Одно время Михаилу Петровичу казалось сомнительным, что Леонид отверг похотливые притязания его жены Надежды, тогда как некоторые другие подчиненные Михаила Петровича таким подарком не побрезговали. Их подлость или растерянность он понимал, непроницаемая деликатность Леонида оставалась для него загадкой, и загадкой невыносимой. Как можно отказываться от тела жены поверженного начальника, который тебе еще совсем недавно причинял столько неприятностей?! Причем и тело-то было не завалящее, холеное, моложавое, разнузданное.
Михаил Петрович вспоминал, как на одной из вечеринок застал Леонида и Надежду в ванной комнате. Леонид стоял у раковины лицом к двери, взяв руки назад, а Надежда в скомканной юбке сидела на кожаном пуфе у ног Леонида, и пряди ее наполовину мелированных волос, с металлической изморосью, касались застегнутой ширинки Леонида. Надежда сквозь слипшиеся, пьяные, чернильные веки, задрав светлый девчоночий подбородок, смотрела на Леонида, а Леонид, не меняя мимики и выражения глаз, с прежней, тугоплавкой мягкостью смотрел на осклабившегося Михаила Петровича.
…Теперь Михаил Петрович сквозь рябь мнемонической дремоты не столько разглядел, сколько почувствовал нависшую над собою мать. Ее шаги он слышал еще перед пробуждением: они подменили его собственные шаги, когда он двигался в носках по скользкому полу от проклятой ванной на сырую лоджию. На полдороге память обуглилась.
Мать пришла из большой комнаты болезненно дородная. Он вдыхал хлебный запах ее сурового нрава. Мать недовольно, нетерпеливо дышала, саркастически ждала, когда он окончательно продерет глаза. Михаил Петрович хрипло вздохнул и потянулся. Кажется, это его движение еще больше разозлило мать, а именно то, что он потянулся, как невинный ребенок, а выглядел при этом раздутым и тяжелым дядькой. Он знал, что особенно ее раздражали теперь его обвислые, сивые, с красноватыми подпалинами, кажущиеся совершенно ненужными усы.
— Что, уже полбутылки выжрал? — сняла мать бутылку со стола и сунула в карман своего фартука.
— Я стопку только, — поднял туловище Михаил Петрович.
— Обеда ему не дождаться. Что это такое, в самом деле? Глаза от водки уже заплыли, как у китайца.
— Сморило что-то.
— Вот что тебя сморило. Пьет и спит все выходные.
— Поеду на дачу съезжу.
— Поезжай, забей окна к зиме.
— Забью, если гвоздей хватит.
— У соседей, Никулиных, попроси. От меня проси: что баба Оля просит.
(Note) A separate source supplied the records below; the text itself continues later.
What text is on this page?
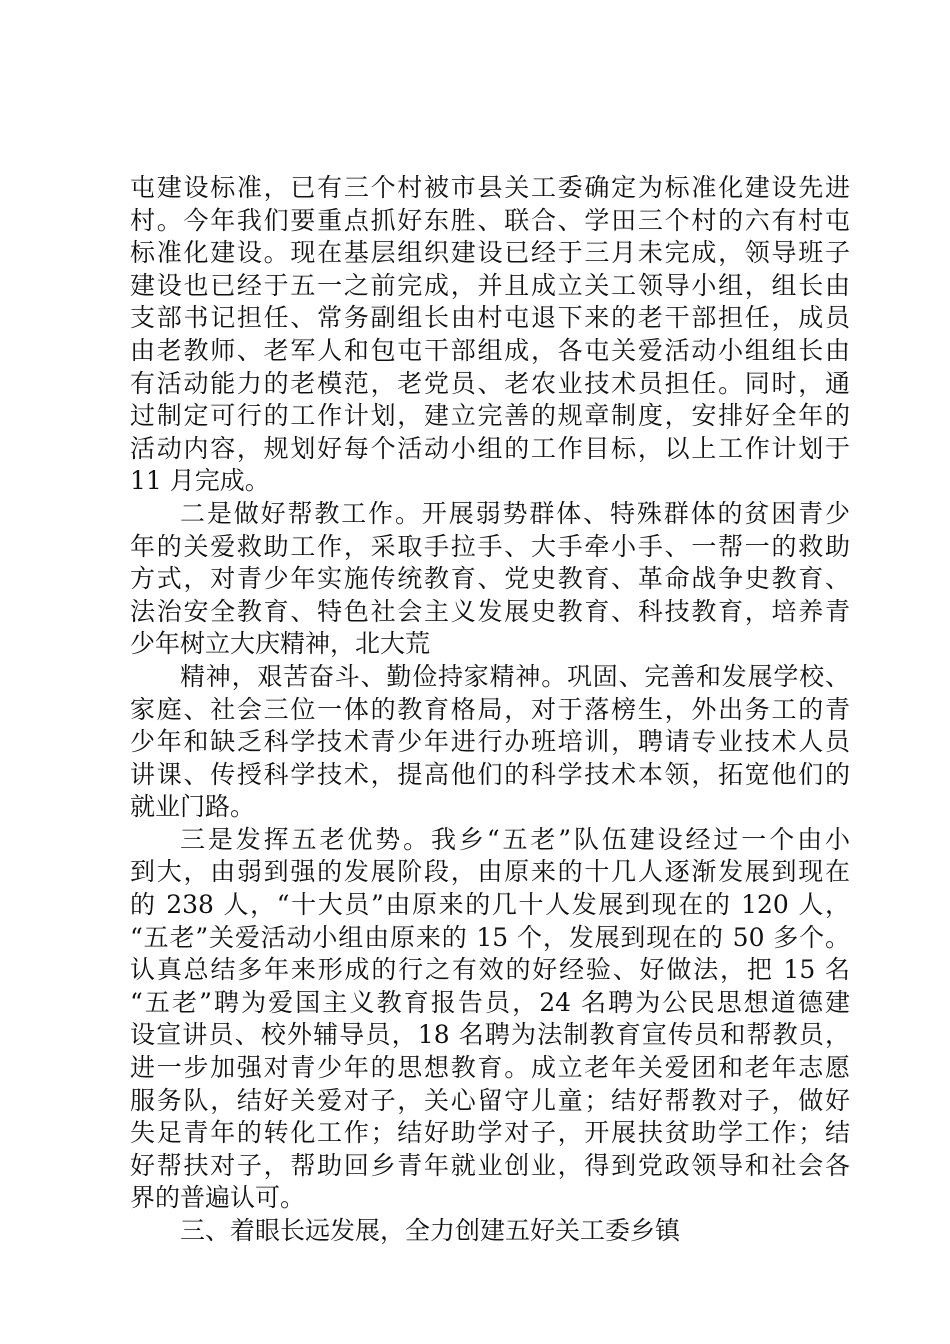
屯建设标准，已有三个村被市县关工委确定为标准化建设先进
村。今年我们要重点抓好东胜、联合、学田三个村的六有村屯
标准化建设。现在基层组织建设已经于三月未完成，领导班子
建设也已经于五一之前完成，并且成立关工领导小组，组长由
支部书记担任、常务副组长由村屯退下来的老干部担任，成员
由老教师、老军人和包屯干部组成，各屯关爱活动小组组长由
有活动能力的老模范，老党员、老农业技术员担任。同时，通
过制定可行的工作计划，建立完善的规章制度，安排好全年的
活动内容，规划好每个活动小组的工作目标，以上工作计划于
11 月完成。
二是做好帮教工作。开展弱势群体、特殊群体的贫困青少
年的关爱救助工作，采取手拉手、大手牵小手、一帮一的救助
方式，对青少年实施传统教育、党史教育、革命战争史教育、
法治安全教育、特色社会主义发展史教育、科技教育，培养青
少年树立大庆精神，北大荒
精神，艰苦奋斗、勤俭持家精神。巩固、完善和发展学校、
家庭、社会三位一体的教育格局，对于落榜生，外出务工的青
少年和缺乏科学技术青少年进行办班培训，聘请专业技术人员
讲课、传授科学技术，提高他们的科学技术本领，拓宽他们的
就业门路。
三是发挥五老优势。我乡“五老”队伍建设经过一个由小
到大，由弱到强的发展阶段，由原来的十几人逐渐发展到现在
的 238 人，“十大员”由原来的几十人发展到现在的 120 人，
“五老”关爱活动小组由原来的 15 个，发展到现在的 50 多个。
认真总结多年来形成的行之有效的好经验、好做法，把 15 名
“五老”聘为爱国主义教育报告员，24 名聘为公民思想道德建
设宣讲员、校外辅导员，18 名聘为法制教育宣传员和帮教员，
进一步加强对青少年的思想教育。成立老年关爱团和老年志愿
服务队，结好关爱对子，关心留守儿童；结好帮教对子，做好
失足青年的转化工作；结好助学对子，开展扶贫助学工作；结
好帮扶对子，帮助回乡青年就业创业，得到党政领导和社会各
界的普遍认可。
三、着眼长远发展，全力创建五好关工委乡镇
Вдруг мать небольно и нехлестко, но с донесшейся желчью хлопнула сына по толстому плечу. Михаил Петрович не вздрогнул, а замотал головой и не поднял голову к матери, а, наоборот, опустил к своему намокшему, закипевшему животу. Пот во время сна образовывался другой, нежели наяву, какой-то кисло-молочный, омерзительный даже для самого Михаила Петровича.
— Чего ты, мама?
— Как тебе, Мишка, не стыдно? Что ты наплел Леониду? Какие триста долларов он тебе должен? Ничего он тебе никогда не был должен. Это ты ему еще должен. Что ты все фантазируешь? Не успокоишься никак.
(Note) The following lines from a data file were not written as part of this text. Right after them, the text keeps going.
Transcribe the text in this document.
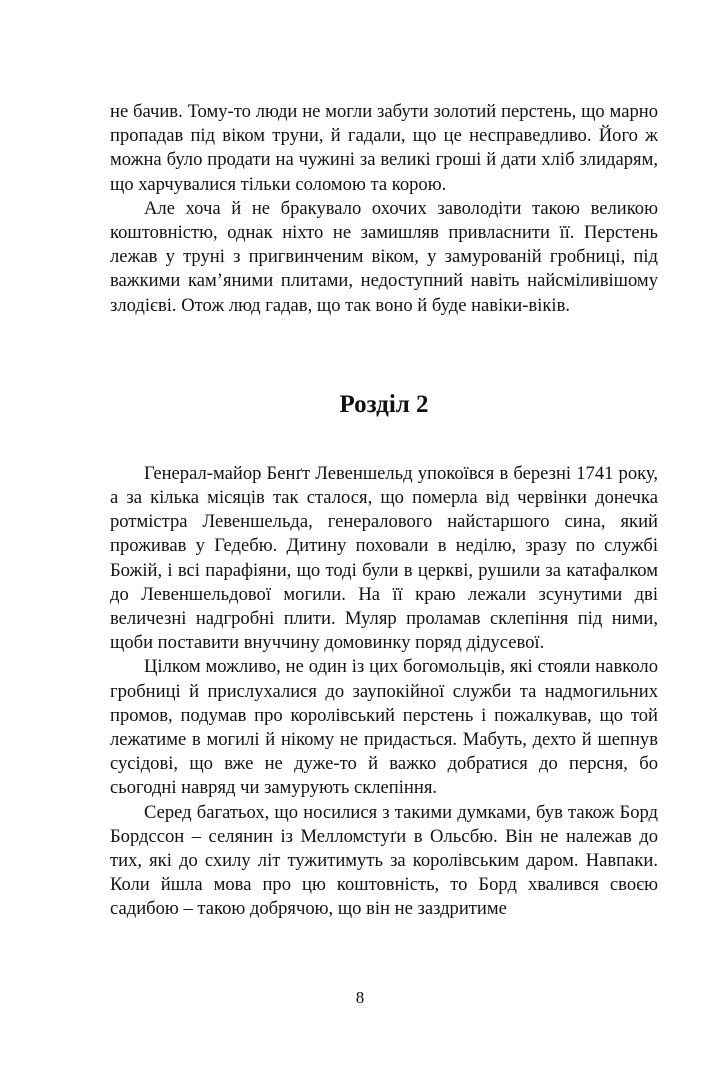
не бачив. Тому-то люди не могли забути золотий перстень, що марно пропадав під віком труни, й гадали, що це несправедливо. Його ж можна було продати на чужині за великі гроші й дати хліб злидарям, що харчувалися тільки соломою та корою.

Але хоча й не бракувало охочих заволодіти такою великою коштовністю, однак ніхто не замишляв привласнити її. Перстень лежав у труні з пригвинченим віком, у замурованій гробниці, під важкими кам’яними плитами, недоступний навіть найсміливішому злодієві. Отож люд гадав, що так воно й буде навіки-віків.

Розділ 2

Генерал-майор Бенґт Левеншельд упокоївся в березні 1741 року, а за кілька місяців так сталося, що померла від червінки донечка ротмістра Левеншельда, генералового найстаршого сина, який проживав у Гедебю. Дитину поховали в неділю, зразу по службі Божій, і всі парафіяни, що тоді були в церкві, рушили за катафалком до Левеншельдової могили. На її краю лежали зсунутими дві величезні надгробні плити. Муляр проламав склепіння під ними, щоби поставити внуччину домовинку поряд дідусевої.

Цілком можливо, не один із цих богомольців, які стояли навколо гробниці й прислухалися до заупокійної служби та надмогильних промов, подумав про королівський перстень і пожалкував, що той лежатиме в могилі й нікому не придасться. Мабуть, дехто й шепнув сусідові, що вже не дуже-то й важко добратися до персня, бо сьогодні навряд чи замурують склепіння.

Серед багатьох, що носилися з такими думками, був також Борд Бордссон – селянин із Мелломстуґи в Ольсбю. Він не належав до тих, які до схилу літ тужитимуть за королівським даром. Навпаки. Коли йшла мова про цю коштовність, то Борд хвалився своєю садибою – такою добрячою, що він не заздритиме

8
— Не фантазирую. Должен. Он на моем горбу…
— Слышала. Не ври. Что ты все путаешь с пьяных глаз? Это у тебя Алексеев позавчера просил триста долларов. А ты не дал. Сказал ему, что у тебя триста долларов на похороны отложены. На какие похороны? Ты кого хоронить собираешься? Меня, что ли?.. Потом Алексеев твоей Надьке звонил, рассказывал про тебя, смеялся над дураком. Я, говорит, Мишке триста долларов в гроб положу.
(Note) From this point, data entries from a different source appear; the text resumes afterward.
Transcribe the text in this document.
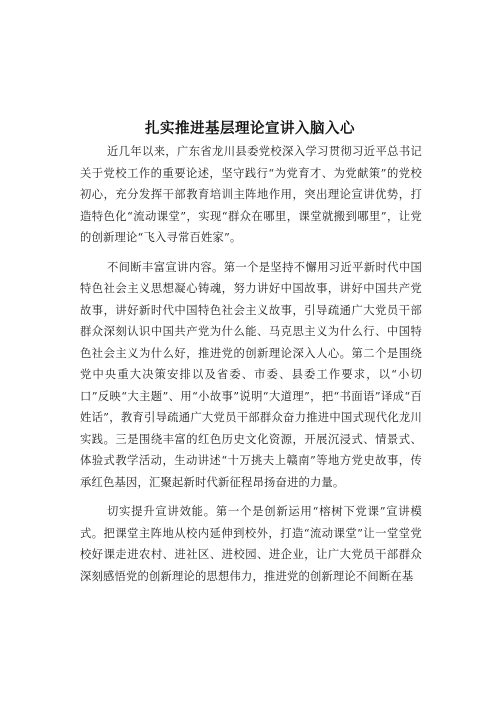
扎实推进基层理论宣讲入脑入心

近几年以来，广东省龙川县委党校深入学习贯彻习近平总书记关于党校工作的重要论述，坚守践行“为党育才、为党献策”的党校初心，充分发挥干部教育培训主阵地作用，突出理论宣讲优势，打造特色化“流动课堂”，实现“群众在哪里，课堂就搬到哪里”，让党的创新理论“飞入寻常百姓家”。

不间断丰富宣讲内容。第一个是坚持不懈用习近平新时代中国特色社会主义思想凝心铸魂，努力讲好中国故事，讲好中国共产党故事，讲好新时代中国特色社会主义故事，引导疏通广大党员干部群众深刻认识中国共产党为什么能、马克思主义为什么行、中国特色社会主义为什么好，推进党的创新理论深入人心。第二个是围绕党中央重大决策安排以及省委、市委、县委工作要求，以“小切口”反映“大主题”、用“小故事”说明“大道理”，把“书面语”译成“百姓话”，教育引导疏通广大党员干部群众奋力推进中国式现代化龙川实践。三是围绕丰富的红色历史文化资源，开展沉浸式、情景式、体验式教学活动，生动讲述“十万挑夫上赣南”等地方党史故事，传承红色基因，汇聚起新时代新征程昂扬奋进的力量。

切实提升宣讲效能。第一个是创新运用“榕树下党课”宣讲模式。把课堂主阵地从校内延伸到校外，打造“流动课堂”让一堂堂党校好课走进农村、进社区、进校园、进企业，让广大党员干部群众深刻感悟党的创新理论的思想伟力，推进党的创新理论不间断在基
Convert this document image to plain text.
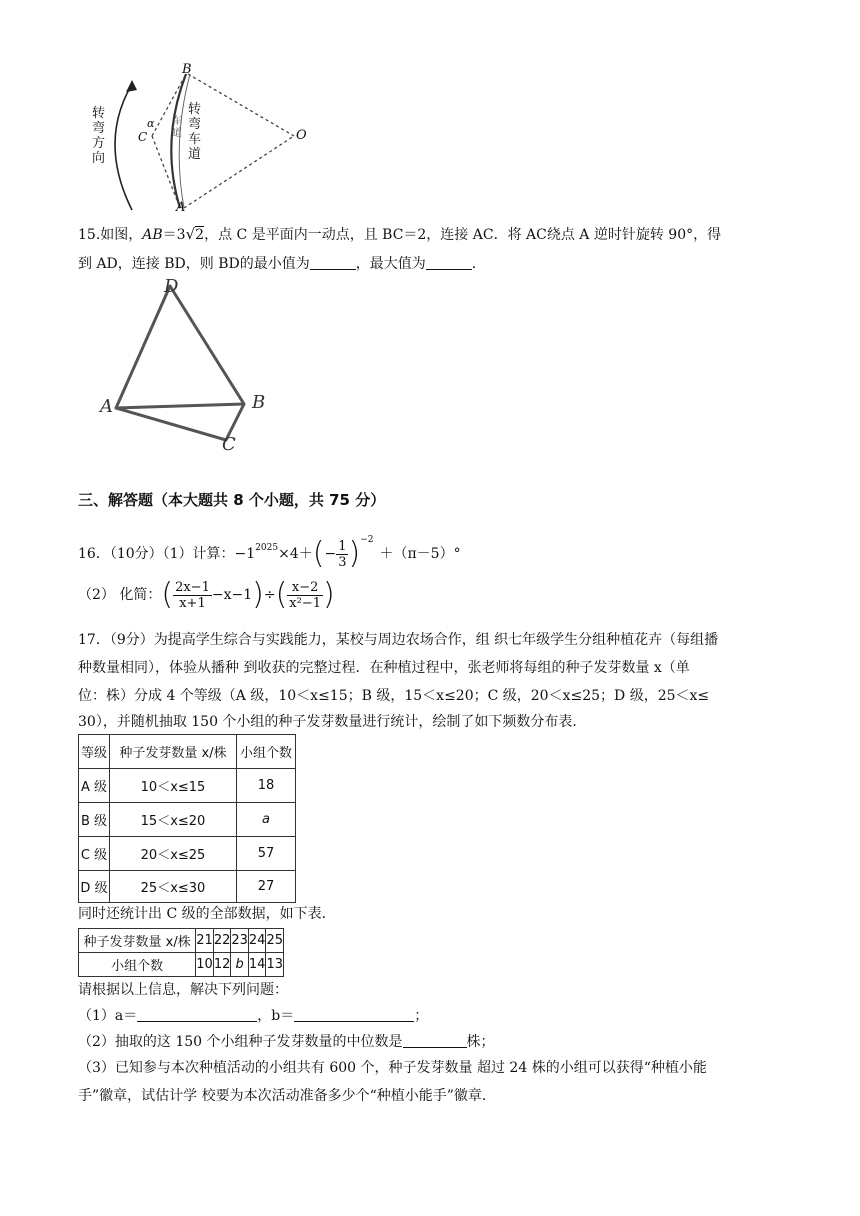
转弯方向
转弯车道
车道
B
A
C	O
α
15.如图，AB＝3√2，点 C 是平面内一动点，且 BC＝2，连接 AC．将 AC绕点 A 逆时针旋转 90°，得
到 AD，连接 BD，则 BD的最小值为	，最大值为	．
D
A	B
C
三、解答题（本大题共 8 个小题，共 75 分）
16．（10分）（1）计算：$-1^{2025}\times 4+(- \frac{1}{3} )^{-2}+(\pi-5)^\circ$
（2） 化简：( $\frac{2x-1}{x+1} -x-1)\div( \frac{x-2}{\text{x²−1}}$ )
17．（9分）为提高学生综合与实践能力，某校与周边农场合作，组 织七年级学生分组种植花卉（每组播
种数量相同），体验从播种 到收获的完整过程．在种植过程中，张老师将每组的种子发芽数量 x（单
位：株）分成 4 个等级（A 级，10＜x≤15；B 级，15＜x≤20；C 级，20＜x≤25；D 级，25＜x≤
30），并随机抽取 150 个小组的种子发芽数量进行统计，绘制了如下频数分布表．
等级	种子发芽数量 x/株	小组个数
A 级	10＜x≤15	18
B 级	15＜x≤20	a
C 级	20＜x≤25	57
D 级	25＜x≤30	27
同时还统计出 C 级的全部数据，如下表．
种子发芽数量 x/株	21	22	23	24	25
小组个数	10	12	b	14	13
请根据以上信息，解决下列问题：
（1）a＝	，b＝	；
（2）抽取的这 150 个小组种子发芽数量的中位数是	株；
（3）已知参与本次种植活动的小组共有 600 个，种子发芽数量 超过 24 株的小组可以获得“种植小能
手”徽章，试估计学 校要为本次活动准备多少个“种植小能手”徽章．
— Пусть положит. Я возражать не буду, — хохотнул Михаил Петрович блеющим, противным для матери смешком.
— Так бы вот и дала тебе по усам! — замахнулась мать на сына, и он сомкнул и без того набрякшие, красные, клейкие, как губы, щели глаз. — Звони Леониду, проси прощения!
— Еще чего! Может, мне ему еще в ноги упасть?
— Тогда я позвоню.
— Мама, не позорься!
— Леонид мне руки целовал. Ты, паразит, чуть к поезду не опоздал, когда я в Краснодар уезжала, пьянствовал где-то. А он приехал проводить, чужой человек.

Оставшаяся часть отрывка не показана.